Readmission of any patient to the hospital is considered a quality indicator. Was the patient discharged too soon for some reason? Were there any missed or undertreated injuries? Information from the Medicare system in the US (remember, this represents an older age group than the usual trauma patient) indicates that 18% of patients are readmitted and 13% of these are potentially preventable.

A non-academic Level II trauma center in Indiana retrospectively reviewed their admissions and readmissions over a 3 year period and excluded patients who were readmitted on a planned basis (surgery), with a new injury, and those who died. This left about 5,000 patients for review. Of those, 98 were identified as unexpected readmissions. 
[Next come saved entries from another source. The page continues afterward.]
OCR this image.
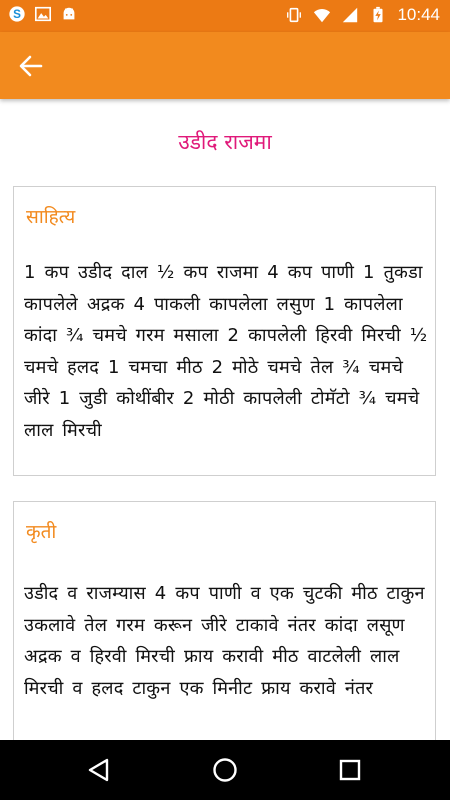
S	10:44
उडीद राजमा
साहित्य
1 कप उडीद दाल ½ कप राजमा 4 कप पाणी 1 तुकडा कापलेले अद्रक 4 पाकली कापलेला लसुण 1 कापलेला कांदा ¾ चमचे गरम मसाला 2 कापलेली हिरवी मिरची ½ चमचे हलद 1 चमचा मीठ 2 मोठे चमचे तेल ¾ चमचे जीरे 1 जुडी कोथींबीर 2 मोठी कापलेली टोमॅटो ¾ चमचे लाल मिरची
कृती
उडीद व राजम्यास 4 कप पाणी व एक चुटकी मीठ टाकुन उकलावे तेल गरम करून जीरे टाकावे नंतर कांदा लसूण अद्रक व हिरवी मिरची फ्राय करावी मीठ वाटलेली लाल मिरची व हलद टाकुन एक मिनीट फ्राय करावे नंतर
There were 6 major causes for readmission:

  • Wound (23) – cellulitis, abscess, thrombophlebitis. Two thirds required surgery, and 4 required amputation. All of these amputations were lower extremity procedures in obese or morbidly obese patients.
  • Abdominal (16) – ileus, missed injury, abscess. Five required a non-invasive procedure (mainly endoscopy). Only 2 required OR, and both were splenectomy for spleen infarction after angioembolization.
  • Pulmonary (7) – pneumonia, empyema, pneumothorax, effusion. Two patients required an invasive procedure (decortication, tube placement).
  • Thromboembolic (4) – DVT and PE.  Two patients were admitted with DVT, 2 with PE, and 1 needed surgery for a bleed due to anticoagulation.
  • CNS (21) –  mental status or peripheral neuro exam change. Eight had subdural hematomas that required drainage; 3 had spine fractures that failed nonoperative management.
  • Hematoma (5) – enlargement of a pre-existing hematoma. Two required surgical drainage.

About 14% of readmissions were considered to be non-preventable by a single senior surgeon. Wound complications had the highest preventability and CNS changes the lowest. Half occurred prior to the first followup visit, which was typically scheduled 2-3 weeks after discharge. This prompted the authors to change their routine followup to 7 days.
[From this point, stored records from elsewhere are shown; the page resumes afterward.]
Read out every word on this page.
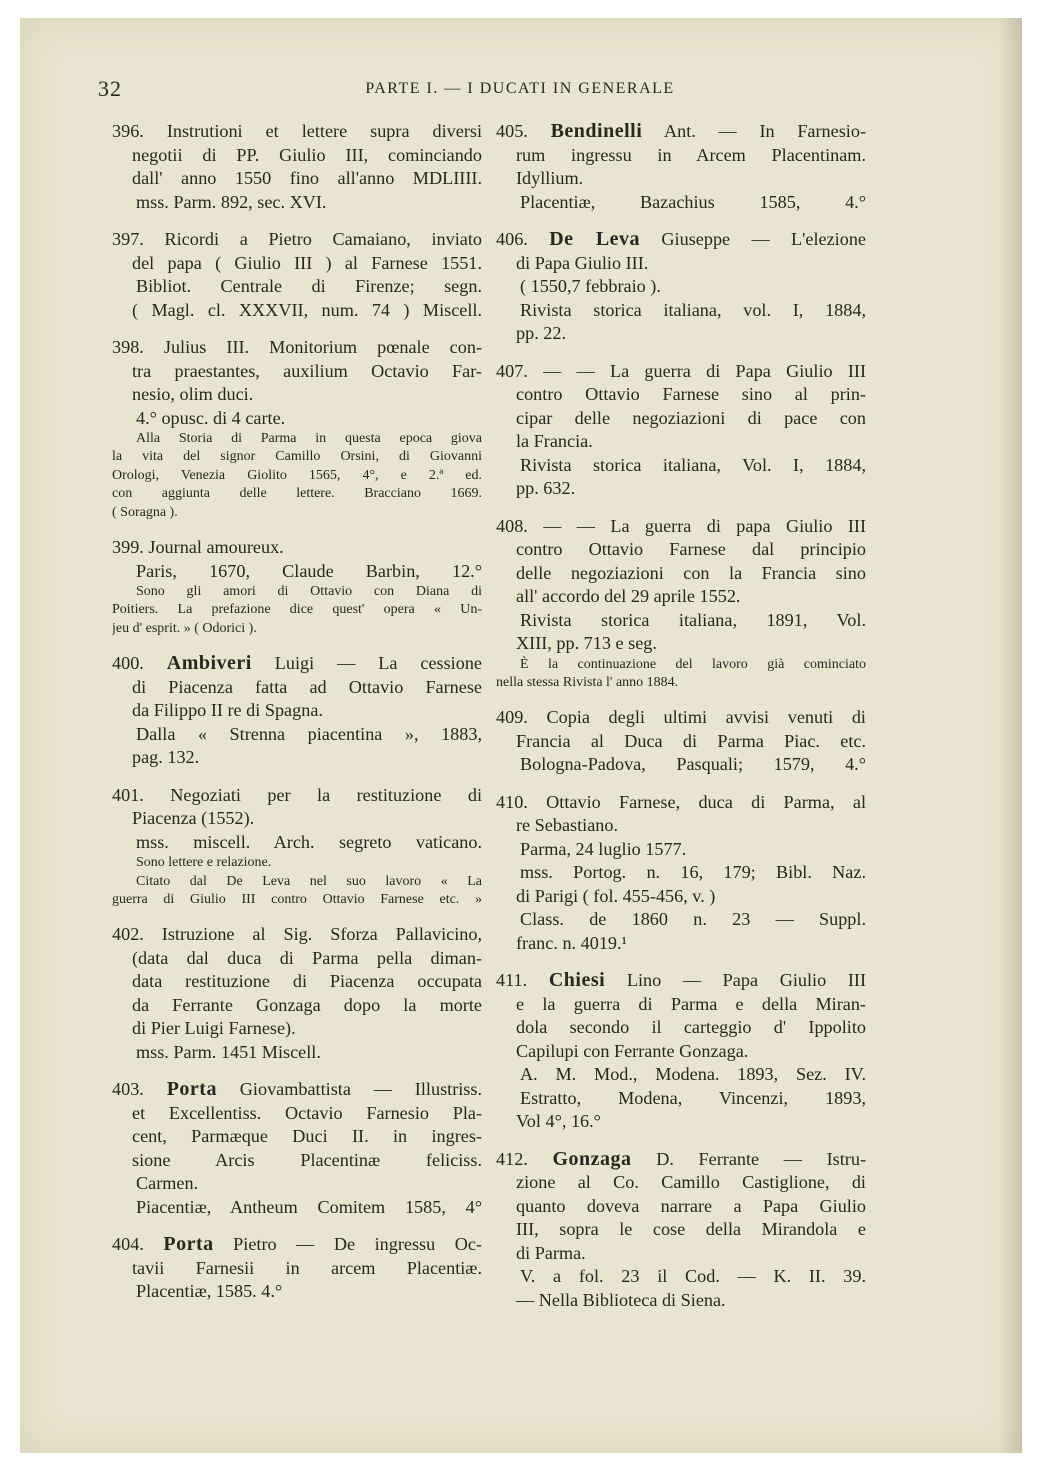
32	PARTE I. — I DUCATI IN GENERALE
396. Instrutioni et lettere supra diversi
negotii di PP. Giulio III, cominciando
dall' anno 1550 fino all'anno MDLIIII.
mss. Parm. 892, sec. XVI.
397. Ricordi a Pietro Camaiano, inviato
del papa ( Giulio III ) al Farnese 1551.
Bibliot. Centrale di Firenze; segn.
( Magl. cl. XXXVII, num. 74 ) Miscell.
398. Julius III. Monitorium pœnale con-
tra praestantes, auxilium Octavio Far-
nesio, olim duci.
4.° opusc. di 4 carte.
Alla Storia di Parma in questa epoca giova
la vita del signor Camillo Orsini, di Giovanni
Orologi, Venezia Giolito 1565, 4°, e 2.ª ed.
con aggiunta delle lettere. Bracciano 1669.
( Soragna ).
399. Journal amoureux.
Paris, 1670, Claude Barbin, 12.°
Sono gli amori di Ottavio con Diana di
Poitiers. La prefazione dice quest' opera « Un-
jeu d' esprit. » ( Odorici ).
400. Ambiveri Luigi — La cessione
di Piacenza fatta ad Ottavio Farnese
da Filippo II re di Spagna.
Dalla « Strenna piacentina », 1883,
pag. 132.
401. Negoziati per la restituzione di
Piacenza (1552).
mss. miscell. Arch. segreto vaticano.
Sono lettere e relazione.
Citato dal De Leva nel suo lavoro « La
guerra di Giulio III contro Ottavio Farnese etc. »
402. Istruzione al Sig. Sforza Pallavicino,
(data dal duca di Parma pella diman-
data restituzione di Piacenza occupata
da Ferrante Gonzaga dopo la morte
di Pier Luigi Farnese).
mss. Parm. 1451 Miscell.
403. Porta Giovambattista — Illustriss.
et Excellentiss. Octavio Farnesio Pla-
cent, Parmæque Duci II. in ingres-
sione Arcis Placentinæ feliciss.
Carmen.
Piacentiæ, Antheum Comitem 1585, 4°
404. Porta Pietro — De ingressu Oc-
tavii Farnesii in arcem Placentiæ.
Placentiæ, 1585. 4.°
405. Bendinelli Ant. — In Farnesio-
rum ingressu in Arcem Placentinam.
Idyllium.
Placentiæ, Bazachius 1585, 4.°
406. De Leva Giuseppe — L'elezione
di Papa Giulio III.
( 1550,7 febbraio ).
Rivista storica italiana, vol. I, 1884,
pp. 22.
407. — — La guerra di Papa Giulio III
contro Ottavio Farnese sino al prin-
cipar delle negoziazioni di pace con
la Francia.
Rivista storica italiana, Vol. I, 1884,
pp. 632.
408. — — La guerra di papa Giulio III
contro Ottavio Farnese dal principio
delle negoziazioni con la Francia sino
all' accordo del 29 aprile 1552.
Rivista storica italiana, 1891, Vol.
XIII, pp. 713 e seg.
È la continuazione del lavoro già cominciato
nella stessa Rivista l' anno 1884.
409. Copia degli ultimi avvisi venuti di
Francia al Duca di Parma Piac. etc.
Bologna-Padova, Pasquali; 1579, 4.°
410. Ottavio Farnese, duca di Parma, al
re Sebastiano.
Parma, 24 luglio 1577.
mss. Portog. n. 16, 179; Bibl. Naz.
di Parigi ( fol. 455-456, v. )
Class. de 1860 n. 23 — Suppl.
franc. n. 4019.¹
411. Chiesi Lino — Papa Giulio III
e la guerra di Parma e della Miran-
dola secondo il carteggio d' Ippolito
Capilupi con Ferrante Gonzaga.
A. M. Mod., Modena. 1893, Sez. IV.
Estratto, Modena, Vincenzi, 1893,
Vol 4°, 16.°
412. Gonzaga D. Ferrante — Istru-
zione al Co. Camillo Castiglione, di
quanto doveva narrare a Papa Giulio
III, sopra le cose della Mirandola e
di Parma.
V. a fol. 23 il Cod. — K. II. 39.
— Nella Biblioteca di Siena.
Bottom line: This retrospective study suffers from the usual weaknesses. However, it is an interesting glimpse into a practice with fewer than the usual number patients lost to followup. The readmission rate was 2%, which is pretty good. One in 7 were considered “preventable.” Wounds and pulmonary problems were the biggest contributors. I recommend that wound and pulmonary status be thoroughly assessed prior to discharge to bring this number down further. Personally, I would not change the routine followup date to 1 week, because most patients have far more complaints that are of little clinical importance than compared to 2 weeks after discharge.

Reference: Readmission of trauma patients in a nonacademic Level II trauma center. J Trauma 72(2):531-536, 2012.